Trope Thursdays: A monthly feature where I look at various reading tropes. Each month I will pick a trope and examine all aspects of it. I’ll discuss the classic features of the trope, what I love (or hate) about it and share some books that use the trope in their plots.
So I haven’t been the most proactive about getting these posts out on a monthly basis but that’s ok! I’m back this month with a new trope!
I dunno how I came up with this trope but it was on my list of topics for the year. I think as a society we have this fascination with the law and the people who break it. You see it everywhere from court trials of infamous cases to fictional TV shows based on crimes (Criminal Minds, Law and Order, CSI) to the people/families who commit the crimes (Sons of Anarchy, The Sopranos). I know I’m a sucker for a good “crime family” story and I’ll explain why below.

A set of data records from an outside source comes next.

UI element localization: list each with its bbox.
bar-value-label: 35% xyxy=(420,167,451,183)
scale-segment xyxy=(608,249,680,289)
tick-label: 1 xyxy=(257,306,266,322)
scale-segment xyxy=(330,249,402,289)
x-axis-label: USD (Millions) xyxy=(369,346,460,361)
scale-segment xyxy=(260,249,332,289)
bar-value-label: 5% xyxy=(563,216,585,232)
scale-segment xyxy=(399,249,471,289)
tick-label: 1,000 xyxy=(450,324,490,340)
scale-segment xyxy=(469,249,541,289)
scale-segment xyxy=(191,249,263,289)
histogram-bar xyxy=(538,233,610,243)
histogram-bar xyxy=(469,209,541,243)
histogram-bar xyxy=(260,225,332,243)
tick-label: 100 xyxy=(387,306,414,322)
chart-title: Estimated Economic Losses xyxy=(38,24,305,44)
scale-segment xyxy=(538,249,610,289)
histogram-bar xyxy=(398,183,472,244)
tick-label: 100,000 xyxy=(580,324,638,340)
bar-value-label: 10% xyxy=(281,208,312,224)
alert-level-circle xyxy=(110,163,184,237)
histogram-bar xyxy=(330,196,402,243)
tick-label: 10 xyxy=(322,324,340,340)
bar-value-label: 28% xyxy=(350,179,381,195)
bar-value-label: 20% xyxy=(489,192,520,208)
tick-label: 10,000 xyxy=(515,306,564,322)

October’s Trope: Crime Families
A crime family is a unit of an organized crime syndicate, particularly the Mafia (both in Sicily and in the United States), often operating within a specific geographic territory. In its strictest sense, a family (or clan) is a criminal gang, operating either on a unitary basis or as an organized collection of smaller gangs (e.g., cells, factions, crews, etc.). In turn, a family can be a sole “enterprise”, or part of a larger syndicate or cartel.

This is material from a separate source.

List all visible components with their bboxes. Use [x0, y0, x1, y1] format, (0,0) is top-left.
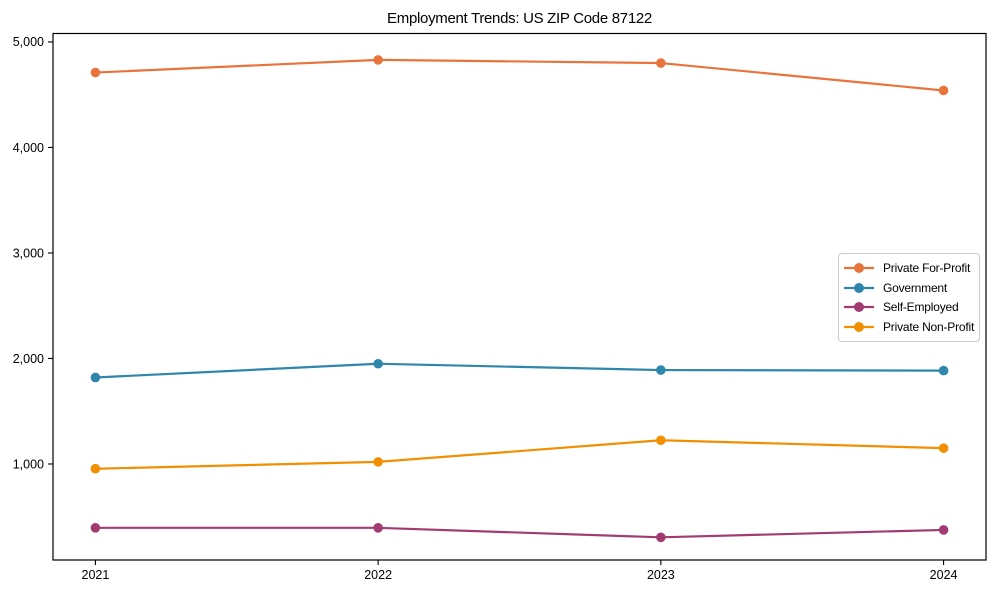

~Wikipedia (“Crime Family“)
For the sake of this post, I’m sticking with books or series that involve families that perform syndicated crime. I’m not focusing on characters that have had run-ins with the law or simply have a criminal past. I’m focusing on books that have organized groups that perform crimes.
- Dark love
- Possibility for Forbidden/Taboo Love
- Motorcycle Clubs
- Debts to be Paid
What I Like About The “Crime Families” Trope:
I love books that have me on the edge of my seat and I find books that centre around crime families have that suspense to them. You never know who to trust; there’s always the risk of mortal danger; and the stakes always seem to be higher. It makes for a thrilling read.
I’m a sucker for a good villain and I find your crime family stories supply some truly evil and despicable bad guys.

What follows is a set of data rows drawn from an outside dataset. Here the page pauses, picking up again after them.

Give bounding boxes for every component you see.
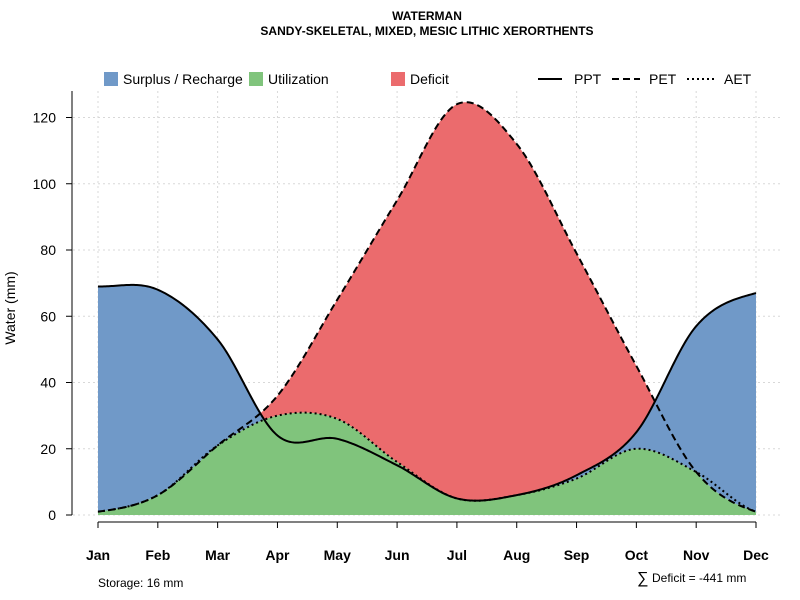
x-tick-label-apr: Apr	[265, 547, 290, 563]
axes: 0 20 40 60 80 100 120 Jan Feb Mar Apr May Jun Jul Aug S…	[33, 91, 769, 563]
areas	[98, 102, 756, 515]
y-tick-label: 20	[40, 441, 56, 457]
x-tick-label-aug: Aug	[503, 547, 530, 563]
chart-title: WATERMAN	[392, 9, 462, 23]
x-tick-label-may: May	[324, 547, 351, 563]
x-tick-label-nov: Nov	[683, 547, 710, 563]
legend-swatch-utilization	[249, 72, 263, 86]
legend-label-ppt: PPT	[574, 71, 602, 87]
deficit-note: Deficit = -441 mm	[652, 571, 746, 585]
deficit-sum-symbol: ∑	[637, 570, 648, 587]
y-axis-label: Water (mm)	[2, 271, 18, 344]
y-tick-label: 100	[33, 176, 57, 192]
legend-label-pet: PET	[649, 71, 677, 87]
series-lines	[97, 101, 757, 513]
y-tick-label: 40	[40, 375, 56, 391]
y-tick-label: 80	[40, 242, 56, 258]
legend: Surplus / Recharge Utilization Deficit P…	[104, 71, 752, 87]
x-tick-label-jan: Jan	[86, 547, 110, 563]
x-tick-label-mar: Mar	[205, 547, 230, 563]
x-tick-label-dec: Dec	[743, 547, 769, 563]
legend-swatch-deficit	[391, 72, 405, 86]
pet-line	[97, 101, 757, 513]
ppt-line	[97, 283, 757, 502]
storage-note: Storage: 16 mm	[98, 576, 183, 590]
legend-swatch-surplus	[104, 72, 118, 86]
x-tick-label-jul: Jul	[447, 547, 467, 563]
deficit-area	[98, 102, 756, 512]
y-tick-label: 60	[40, 308, 56, 324]
legend-label-utilization: Utilization	[268, 71, 329, 87]
y-tick-label: 120	[33, 110, 57, 126]
utilization-area	[98, 412, 756, 515]
chart-subtitle: SANDY-SKELETAL, MIXED, MESIC LITHIC XERO…	[260, 24, 593, 38]
x-tick-label-feb: Feb	[145, 547, 170, 563]
x-tick-label-sep: Sep	[564, 547, 590, 563]
legend-label-aet: AET	[724, 71, 752, 87]
legend-label-surplus: Surplus / Recharge	[123, 71, 243, 87]
surplus-recharge-area	[98, 284, 756, 512]
x-tick-label-jun: Jun	[385, 547, 410, 563]
legend-label-deficit: Deficit	[410, 71, 449, 87]
y-tick-label: 0	[48, 507, 56, 523]
x-tick-label-oct: Oct	[625, 547, 649, 563]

I also like the aspect of family and loyalty to that family. Some of these families can be so dysfunctional that they work so it’s a neat aspect to watch unfold. They say blood is thicker than water and I think that always rings true in novels that focus around crime families.
What I Dislike About The “Crime Families” Trope:
I sometimes find that the books can go too far with the “shock factor” and things seem out of hand. Then that just makes the whole plot seem ridiculous.
While I do enjoy the occasional dark romance, I sometimes find romances in crime family stories really straddle that line of toxic and unhealthy. Yes, fiction is fiction but I don’t overly enjoy how normalized and romanticized some of these toxic relationships get in these books.
Books that Use the “Crime Families” Trope Well:
Perhaps one of the darkest novels I’ve ever read, I loved this serialized series for many reasons. A kick-butt heroine bent on revenge, a passionate romance and some pretty dire circumstances, this novel will keep you on your toes! It’s the darker side of a motorcycle club.
>>Series Review: Gypsy Brothers
This series is all about family and the loyalty you feel to that family (or maybe why you don’t). There’s just so many layers to this series and it provides ample character development throughout. Add to it an overarching plot with the motorcycle club and you’ve got yourself one wild ride.
>>Series Review: Thunder Road
Others: Son of the Mob | Heist Society
Books that Didn’t Use the “Crime Families” Trope Well:
This series is here for two reasons: 1) the somewhat abusive romance and 2) the boring leads. Sometimes I thought these two had great chemistry and then our “hero” would “show his dominance” and it just turned me off immediately. It was cringe-worthy–even though I had prepared myself for the darker romance.
>>Series Review: Kingpin Love Affair
“You know when teenagers attempt to act like adults and it just makes everything a little awkward? That’s what the plot is in this story.”
Everything here is super over dramatic thanks to the young ages of the cast. It just pushed the drama and the like over the top and made everything seem unbelievable. I think if this was a New Adult Series with older leads, it would have been better. This was definitely a guilty pleasure read for me because it’s like a bad, cheesy TV show.
>>Series Review: Made Men
Do you enjoy books with the “Crime Families” Trope?